On positive harmonic functions in cones and cylinders

Abstract

We first consider a question raised by Alexander Eremenko and show that if $\Omega $ is an arbitrary connected open cone in ${\mathbb R}^d$, then any two positive harmonic functions in $\Omega $ that vanish on $\partial \Omega $ must be proportional -an already known fact when $\Omega $ has a Lipschitz basis or more generally a John basis. It is also shown however that when $d \geq 4$, there can be more than one Martin point at infinity for the cone though non-tangential convergence to the canonical Martin point at infinity always holds.
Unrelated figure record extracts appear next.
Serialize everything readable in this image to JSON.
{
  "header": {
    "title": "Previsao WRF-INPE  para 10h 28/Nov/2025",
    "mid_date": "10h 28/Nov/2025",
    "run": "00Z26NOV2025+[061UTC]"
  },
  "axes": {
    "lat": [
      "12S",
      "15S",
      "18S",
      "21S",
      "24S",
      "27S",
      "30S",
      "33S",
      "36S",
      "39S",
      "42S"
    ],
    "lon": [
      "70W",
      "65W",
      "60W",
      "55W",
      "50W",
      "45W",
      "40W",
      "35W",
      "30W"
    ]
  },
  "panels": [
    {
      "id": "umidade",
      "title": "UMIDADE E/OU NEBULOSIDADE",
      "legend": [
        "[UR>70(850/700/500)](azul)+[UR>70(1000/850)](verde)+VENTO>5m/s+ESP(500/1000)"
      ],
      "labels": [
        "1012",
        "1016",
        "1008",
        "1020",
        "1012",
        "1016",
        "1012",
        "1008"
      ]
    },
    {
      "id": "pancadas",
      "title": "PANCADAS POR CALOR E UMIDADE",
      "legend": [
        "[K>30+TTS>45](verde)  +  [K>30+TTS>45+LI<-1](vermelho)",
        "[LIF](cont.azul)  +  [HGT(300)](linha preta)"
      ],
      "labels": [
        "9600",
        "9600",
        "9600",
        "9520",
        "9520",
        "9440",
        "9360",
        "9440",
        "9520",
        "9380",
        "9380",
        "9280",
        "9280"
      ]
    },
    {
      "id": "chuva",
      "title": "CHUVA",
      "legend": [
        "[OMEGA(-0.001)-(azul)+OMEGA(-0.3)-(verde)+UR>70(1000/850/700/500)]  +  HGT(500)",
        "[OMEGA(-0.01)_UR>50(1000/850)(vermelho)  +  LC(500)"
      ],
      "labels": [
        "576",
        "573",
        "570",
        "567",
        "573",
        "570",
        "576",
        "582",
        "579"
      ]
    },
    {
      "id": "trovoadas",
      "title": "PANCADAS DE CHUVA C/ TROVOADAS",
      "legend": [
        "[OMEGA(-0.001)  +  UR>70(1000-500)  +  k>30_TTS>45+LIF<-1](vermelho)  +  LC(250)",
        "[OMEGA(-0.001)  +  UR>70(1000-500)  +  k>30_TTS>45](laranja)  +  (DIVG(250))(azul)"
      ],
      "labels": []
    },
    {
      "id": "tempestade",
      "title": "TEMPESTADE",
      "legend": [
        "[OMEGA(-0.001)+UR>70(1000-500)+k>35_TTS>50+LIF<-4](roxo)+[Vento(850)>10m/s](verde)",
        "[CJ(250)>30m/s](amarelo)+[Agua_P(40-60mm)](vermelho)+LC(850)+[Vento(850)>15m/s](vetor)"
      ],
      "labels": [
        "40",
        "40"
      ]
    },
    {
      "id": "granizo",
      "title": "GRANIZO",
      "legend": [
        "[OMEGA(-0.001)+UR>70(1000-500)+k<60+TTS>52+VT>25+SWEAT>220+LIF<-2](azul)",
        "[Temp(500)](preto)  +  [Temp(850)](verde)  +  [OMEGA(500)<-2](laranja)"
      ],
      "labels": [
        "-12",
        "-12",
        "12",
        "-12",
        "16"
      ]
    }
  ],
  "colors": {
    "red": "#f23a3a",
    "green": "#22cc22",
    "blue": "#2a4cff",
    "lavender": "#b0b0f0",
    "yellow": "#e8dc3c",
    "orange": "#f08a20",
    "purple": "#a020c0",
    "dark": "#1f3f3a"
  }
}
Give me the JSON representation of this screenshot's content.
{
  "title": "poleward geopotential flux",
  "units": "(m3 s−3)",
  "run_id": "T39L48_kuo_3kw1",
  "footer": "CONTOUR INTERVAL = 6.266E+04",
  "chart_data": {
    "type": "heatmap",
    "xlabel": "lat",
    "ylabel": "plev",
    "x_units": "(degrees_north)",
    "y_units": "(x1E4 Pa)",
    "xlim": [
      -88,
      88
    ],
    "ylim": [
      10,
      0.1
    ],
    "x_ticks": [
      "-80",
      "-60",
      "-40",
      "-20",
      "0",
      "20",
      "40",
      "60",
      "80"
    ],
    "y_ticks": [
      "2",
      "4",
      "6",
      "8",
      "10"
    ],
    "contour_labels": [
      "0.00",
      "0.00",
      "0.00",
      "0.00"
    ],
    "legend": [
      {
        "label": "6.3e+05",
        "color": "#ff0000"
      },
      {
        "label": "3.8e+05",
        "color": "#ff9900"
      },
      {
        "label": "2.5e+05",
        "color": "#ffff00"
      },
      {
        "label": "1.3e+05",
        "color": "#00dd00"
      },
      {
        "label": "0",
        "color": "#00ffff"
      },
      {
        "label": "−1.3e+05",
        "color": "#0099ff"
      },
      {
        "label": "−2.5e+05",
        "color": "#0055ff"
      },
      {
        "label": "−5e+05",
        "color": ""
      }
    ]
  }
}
In contrast, when $d \leq 3$, the Martin point at infinity is unique for every cone. These properties connected with the dimension are related to well-known results of M. Cranston and T. R. McConnell about the lifetime of conditioned Brownian motions in planar domains and also to subsequent results by R. Ba\~nuelos and B. Davis. We also investigate the nature of the Martin points arising at infinity as well as the effects on the Martin boundary resulting from the existence of John cuts in the basis of the cone or from other regularity assumptions. The main results together with their proofs extend to cylinders ${\mathcal C}_Y(\Sigma)= {\mathbb R} \times \Sigma$ -where $\Sigma $ is a relatively compact region of a manifold $M$-, equipped with a suitable second order elliptic operator.